To uncover biological pathways and networks of genes that were differentially expressed between high- and low-fatigue groups during EBRT, pathway analyses were conducted using interactive pathway analysis (Qiagen Systems, Inc., Redwood City, CA). The significance value of the pathways was calculated by Fisher’s exact test, right tailed.

Results

We enrolled 40 men with nonmetastatic prostate cancer in this study (20 men who received EBRT and 20 age- and race-matched controls).
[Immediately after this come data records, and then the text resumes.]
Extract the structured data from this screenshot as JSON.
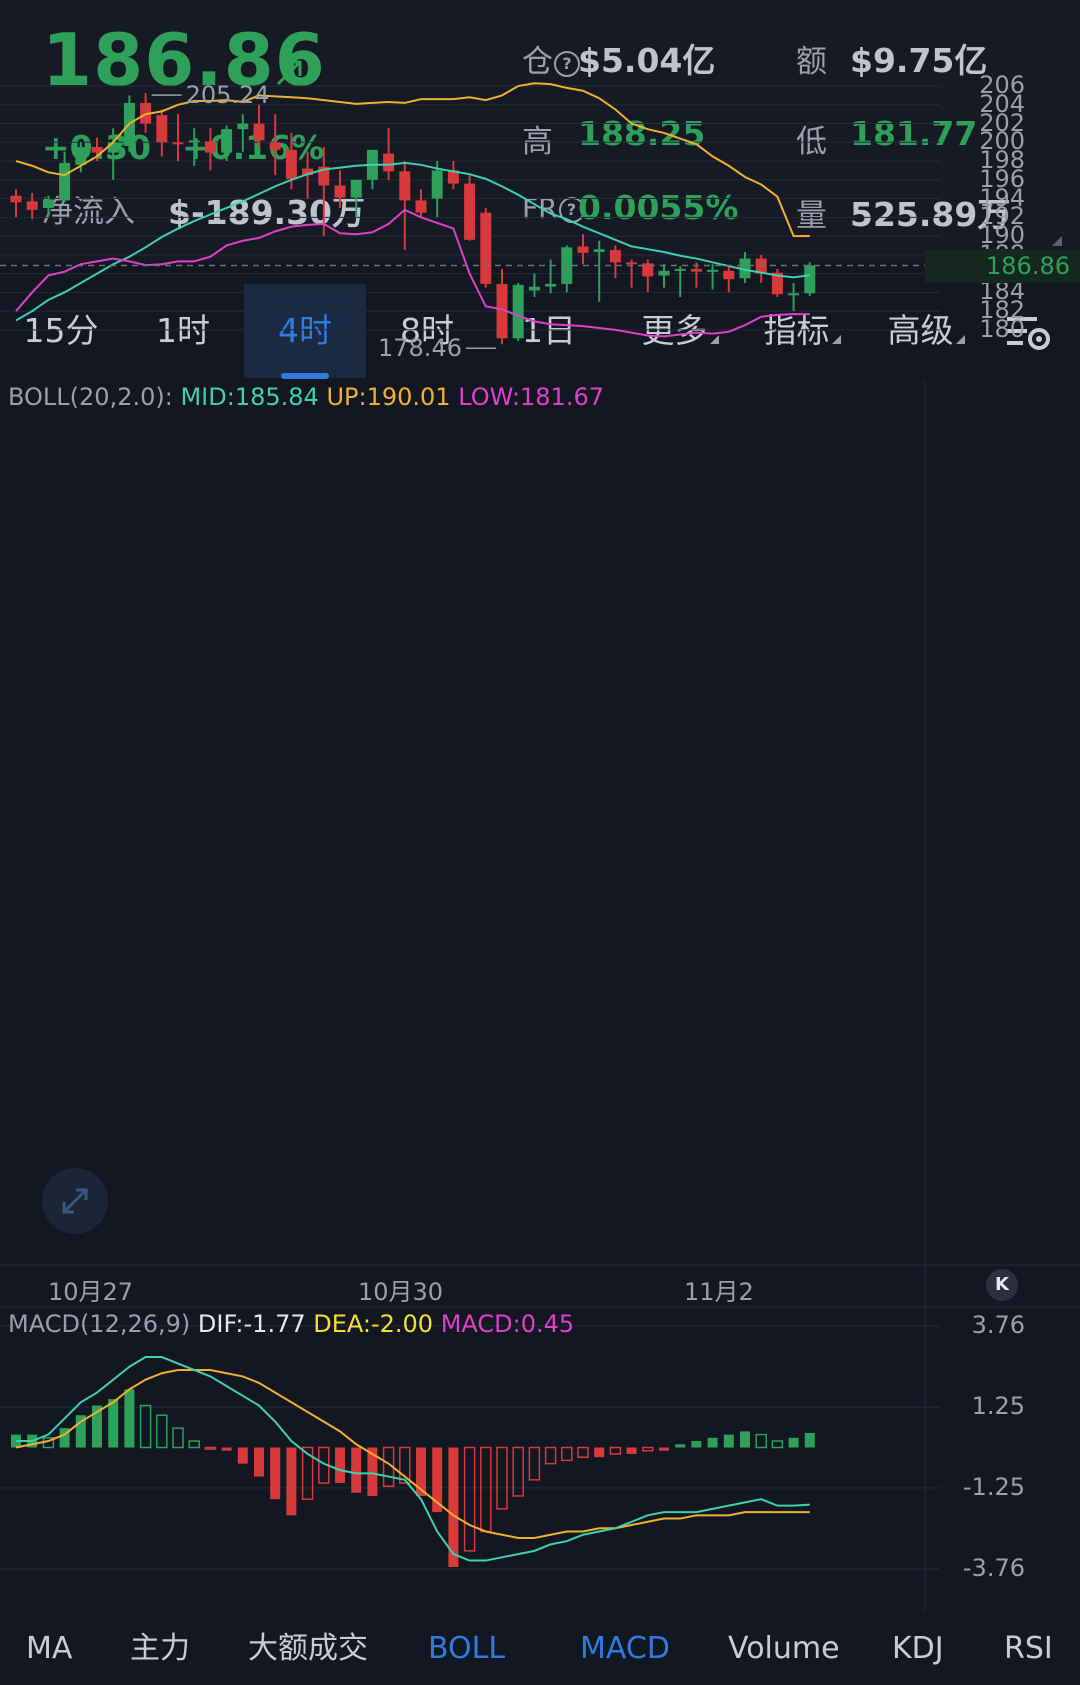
{
  "header": {
    "price": "186.86",
    "change": "+0.30",
    "change_pct": "+0.16%",
    "netflow_label": "净流入",
    "netflow_value": "$-189.30万",
    "oi_label": "仓",
    "oi_value": "$5.04亿",
    "amount_label": "额",
    "amount_value": "$9.75亿",
    "high_label": "高",
    "high_value": "188.25",
    "low_label": "低",
    "low_value": "181.77",
    "fr_label": "FR",
    "fr_value": "0.0055%",
    "volume_label": "量",
    "volume_value": "525.89万",
    "help_glyph": "?"
  },
  "tabs": [
    {
      "label": "15分",
      "active": false
    },
    {
      "label": "1时",
      "active": false
    },
    {
      "label": "4时",
      "active": true
    },
    {
      "label": "8时",
      "active": false
    },
    {
      "label": "1日",
      "active": false
    },
    {
      "label": "更多",
      "active": false
    },
    {
      "label": "指标",
      "active": false
    },
    {
      "label": "高级",
      "active": false
    }
  ],
  "boll_legend": {
    "name": "BOLL(20,2.0):",
    "mid": "MID:185.84",
    "up": "UP:190.01",
    "low": "LOW:181.67"
  },
  "macd_legend": {
    "name": "MACD(12,26,9)",
    "dif": "DIF:-1.77",
    "dea": "DEA:-2.00",
    "macd": "MACD:0.45"
  },
  "price_axis": [
    "206",
    "204",
    "202",
    "200",
    "198",
    "196",
    "194",
    "192",
    "190",
    "188",
    "186",
    "184",
    "182",
    "180"
  ],
  "macd_axis": [
    "3.76",
    "1.25",
    "-1.25",
    "-3.76"
  ],
  "x_axis": [
    "10月27",
    "10月30",
    "11月2"
  ],
  "current_price_tag": "186.86",
  "high_marker": "205.24",
  "low_marker": "178.46",
  "collapse_glyph": "K",
  "bottom_tabs": [
    {
      "label": "MA",
      "active": false
    },
    {
      "label": "主力",
      "active": false
    },
    {
      "label": "大额成交",
      "active": false
    },
    {
      "label": "BOLL",
      "active": true
    },
    {
      "label": "MACD",
      "active": true
    },
    {
      "label": "Volume",
      "active": false
    },
    {
      "label": "KDJ",
      "active": false
    },
    {
      "label": "RSI",
      "active": false
    }
  ],
  "colors": {
    "up": "#2ea05a",
    "down": "#d63a3a",
    "mid": "#3fd0b0",
    "upper": "#f0b030",
    "lower": "#e040c8",
    "dif": "#3fd0b0",
    "dea": "#f0b030",
    "accent": "#2f7ce0"
  },
  "chart_data": [
    {
      "type": "candlestick",
      "title": "",
      "ylim": [
        178,
        207
      ],
      "candles": [
        {
          "o": 194.3,
          "h": 195.0,
          "l": 192.0,
          "c": 193.6
        },
        {
          "o": 193.7,
          "h": 194.6,
          "l": 191.8,
          "c": 192.8
        },
        {
          "o": 193.0,
          "h": 194.3,
          "l": 192.1,
          "c": 193.9
        },
        {
          "o": 193.8,
          "h": 199.0,
          "l": 193.6,
          "c": 197.8
        },
        {
          "o": 197.6,
          "h": 200.0,
          "l": 196.8,
          "c": 199.5
        },
        {
          "o": 199.5,
          "h": 200.5,
          "l": 198.0,
          "c": 198.9
        },
        {
          "o": 198.9,
          "h": 201.5,
          "l": 196.0,
          "c": 200.0
        },
        {
          "o": 199.6,
          "h": 205.0,
          "l": 199.0,
          "c": 204.2
        },
        {
          "o": 204.2,
          "h": 205.24,
          "l": 201.0,
          "c": 202.0
        },
        {
          "o": 202.9,
          "h": 203.5,
          "l": 198.5,
          "c": 200.0
        },
        {
          "o": 200.0,
          "h": 203.0,
          "l": 198.0,
          "c": 199.9
        },
        {
          "o": 200.0,
          "h": 201.5,
          "l": 197.5,
          "c": 200.2
        },
        {
          "o": 200.1,
          "h": 201.5,
          "l": 197.0,
          "c": 198.9
        },
        {
          "o": 198.9,
          "h": 201.8,
          "l": 198.0,
          "c": 201.4
        },
        {
          "o": 201.4,
          "h": 203.0,
          "l": 199.0,
          "c": 202.0
        },
        {
          "o": 202.0,
          "h": 204.0,
          "l": 199.5,
          "c": 200.2
        },
        {
          "o": 200.0,
          "h": 203.0,
          "l": 196.5,
          "c": 199.2
        },
        {
          "o": 199.2,
          "h": 201.0,
          "l": 195.0,
          "c": 196.1
        },
        {
          "o": 197.2,
          "h": 199.0,
          "l": 194.0,
          "c": 196.5
        },
        {
          "o": 197.4,
          "h": 199.5,
          "l": 190.0,
          "c": 195.4
        },
        {
          "o": 195.4,
          "h": 197.0,
          "l": 193.0,
          "c": 194.1
        },
        {
          "o": 194.1,
          "h": 196.0,
          "l": 192.0,
          "c": 196.0
        },
        {
          "o": 196.0,
          "h": 199.0,
          "l": 195.0,
          "c": 199.2
        },
        {
          "o": 198.8,
          "h": 201.5,
          "l": 196.0,
          "c": 196.9
        },
        {
          "o": 196.9,
          "h": 198.0,
          "l": 188.5,
          "c": 193.8
        },
        {
          "o": 193.8,
          "h": 195.0,
          "l": 192.0,
          "c": 192.5
        },
        {
          "o": 194.0,
          "h": 198.0,
          "l": 192.0,
          "c": 197.0
        },
        {
          "o": 197.0,
          "h": 198.0,
          "l": 195.0,
          "c": 195.6
        },
        {
          "o": 195.6,
          "h": 196.5,
          "l": 189.5,
          "c": 189.6
        },
        {
          "o": 192.5,
          "h": 193.0,
          "l": 184.5,
          "c": 184.9
        },
        {
          "o": 184.9,
          "h": 186.5,
          "l": 178.46,
          "c": 179.1
        },
        {
          "o": 179.1,
          "h": 185.0,
          "l": 178.8,
          "c": 184.8
        },
        {
          "o": 184.2,
          "h": 186.0,
          "l": 183.5,
          "c": 184.6
        },
        {
          "o": 184.6,
          "h": 187.5,
          "l": 183.9,
          "c": 184.9
        },
        {
          "o": 184.9,
          "h": 189.0,
          "l": 184.0,
          "c": 188.8
        },
        {
          "o": 188.9,
          "h": 190.2,
          "l": 187.0,
          "c": 188.2
        },
        {
          "o": 188.3,
          "h": 189.5,
          "l": 183.0,
          "c": 188.6
        },
        {
          "o": 188.5,
          "h": 189.0,
          "l": 185.5,
          "c": 187.2
        },
        {
          "o": 187.2,
          "h": 187.5,
          "l": 184.5,
          "c": 187.0
        },
        {
          "o": 187.1,
          "h": 187.5,
          "l": 184.0,
          "c": 185.7
        },
        {
          "o": 185.8,
          "h": 187.0,
          "l": 184.5,
          "c": 186.3
        },
        {
          "o": 186.3,
          "h": 186.8,
          "l": 183.5,
          "c": 186.5
        },
        {
          "o": 186.5,
          "h": 187.2,
          "l": 184.5,
          "c": 186.2
        },
        {
          "o": 186.2,
          "h": 187.0,
          "l": 184.3,
          "c": 186.4
        },
        {
          "o": 186.3,
          "h": 186.8,
          "l": 184.0,
          "c": 185.4
        },
        {
          "o": 185.5,
          "h": 188.3,
          "l": 185.0,
          "c": 187.6
        },
        {
          "o": 187.6,
          "h": 188.0,
          "l": 185.0,
          "c": 186.0
        },
        {
          "o": 186.1,
          "h": 186.5,
          "l": 183.5,
          "c": 183.8
        },
        {
          "o": 183.8,
          "h": 185.0,
          "l": 182.0,
          "c": 183.9
        },
        {
          "o": 183.9,
          "h": 187.2,
          "l": 183.6,
          "c": 186.86
        }
      ],
      "boll_mid": [
        181.0,
        182.0,
        183.2,
        184.0,
        185.0,
        186.0,
        187.0,
        187.8,
        188.8,
        189.9,
        190.8,
        191.6,
        192.3,
        193.0,
        193.7,
        194.5,
        195.3,
        196.0,
        196.6,
        197.1,
        197.3,
        197.5,
        197.6,
        197.6,
        197.8,
        197.6,
        197.2,
        196.9,
        196.6,
        196.1,
        195.3,
        194.4,
        193.4,
        192.4,
        191.8,
        191.0,
        190.3,
        189.6,
        188.9,
        188.6,
        188.3,
        187.9,
        187.6,
        187.2,
        186.8,
        186.4,
        186.1,
        185.8,
        185.6,
        185.84
      ],
      "boll_up": [
        198.0,
        197.5,
        196.8,
        196.5,
        197.5,
        198.5,
        200.0,
        202.0,
        203.0,
        203.3,
        204.0,
        204.4,
        204.4,
        204.5,
        204.3,
        205.0,
        204.9,
        204.8,
        204.7,
        204.5,
        204.3,
        204.1,
        204.2,
        204.3,
        204.2,
        204.6,
        204.6,
        204.6,
        204.8,
        204.5,
        205.0,
        206.0,
        206.3,
        206.2,
        205.8,
        205.5,
        204.7,
        203.5,
        202.0,
        201.4,
        201.0,
        200.4,
        199.8,
        198.5,
        197.5,
        196.3,
        195.5,
        194.2,
        190.0,
        190.01
      ],
      "boll_low": [
        182.0,
        184.0,
        185.8,
        186.2,
        187.0,
        187.3,
        187.6,
        187.3,
        186.9,
        187.0,
        187.3,
        187.3,
        187.8,
        189.0,
        189.5,
        189.8,
        190.5,
        191.0,
        191.2,
        191.3,
        190.3,
        190.2,
        190.4,
        191.3,
        192.8,
        192.0,
        191.4,
        190.8,
        186.0,
        182.5,
        182.2,
        181.5,
        180.9,
        180.6,
        180.5,
        180.4,
        180.2,
        180.0,
        179.7,
        179.4,
        179.3,
        179.5,
        179.7,
        179.6,
        179.8,
        180.5,
        181.4,
        181.6,
        181.67,
        181.67
      ],
      "macd_dif": [
        0.2,
        0.2,
        0.4,
        0.9,
        1.4,
        1.7,
        2.1,
        2.5,
        2.8,
        2.8,
        2.6,
        2.4,
        2.2,
        1.9,
        1.6,
        1.3,
        0.8,
        0.2,
        -0.2,
        -0.5,
        -0.7,
        -0.8,
        -0.8,
        -0.9,
        -1.0,
        -1.6,
        -2.6,
        -3.3,
        -3.5,
        -3.5,
        -3.4,
        -3.3,
        -3.2,
        -3.0,
        -2.9,
        -2.7,
        -2.6,
        -2.5,
        -2.3,
        -2.1,
        -2.0,
        -2.0,
        -2.0,
        -1.9,
        -1.8,
        -1.7,
        -1.6,
        -1.8,
        -1.8,
        -1.77
      ],
      "macd_dea": [
        0.0,
        0.1,
        0.2,
        0.4,
        0.8,
        1.1,
        1.4,
        1.8,
        2.1,
        2.3,
        2.4,
        2.4,
        2.4,
        2.3,
        2.2,
        2.0,
        1.7,
        1.4,
        1.1,
        0.8,
        0.5,
        0.1,
        -0.2,
        -0.5,
        -0.9,
        -1.3,
        -1.7,
        -2.1,
        -2.4,
        -2.6,
        -2.7,
        -2.8,
        -2.8,
        -2.7,
        -2.6,
        -2.6,
        -2.5,
        -2.5,
        -2.4,
        -2.3,
        -2.2,
        -2.2,
        -2.1,
        -2.1,
        -2.1,
        -2.0,
        -2.0,
        -2.0,
        -2.0,
        -2.0
      ],
      "macd_hist": [
        0.4,
        0.4,
        0.3,
        0.6,
        1.0,
        1.3,
        1.5,
        1.8,
        1.3,
        1.0,
        0.6,
        0.2,
        -0.05,
        -0.1,
        -0.5,
        -0.9,
        -1.6,
        -2.1,
        -1.6,
        -1.1,
        -1.1,
        -1.4,
        -1.5,
        -1.2,
        -1.1,
        -1.5,
        -2.0,
        -3.7,
        -3.2,
        -2.6,
        -1.9,
        -1.5,
        -1.0,
        -0.5,
        -0.4,
        -0.3,
        -0.3,
        -0.2,
        -0.2,
        -0.1,
        -0.1,
        0.1,
        0.2,
        0.3,
        0.4,
        0.5,
        0.4,
        0.2,
        0.3,
        0.45
      ]
    }
  ]
}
The majority of the men (80%, n = 32 of 40) were Caucasian, with a mean age of 64.2 (±6.8) years for the entire sample. None of the 40 participants reached the cutoff score for clinical depression (mean = 0.85 ± 1.3; Lazure, Lydiatt, Denman, & Burke, 2009). A large majority (n = 18 [90%]) of the 20 EBRT subjects received a total dose of 75.6 Gray of EBRT, while the rest received a lower total dose of 68.4 Gray because of prior prostatectomy. Table 1 describes the demographic and clinical characteristics of the sample.

Table 1.

Demographic and Clinical Characteristics of Sample.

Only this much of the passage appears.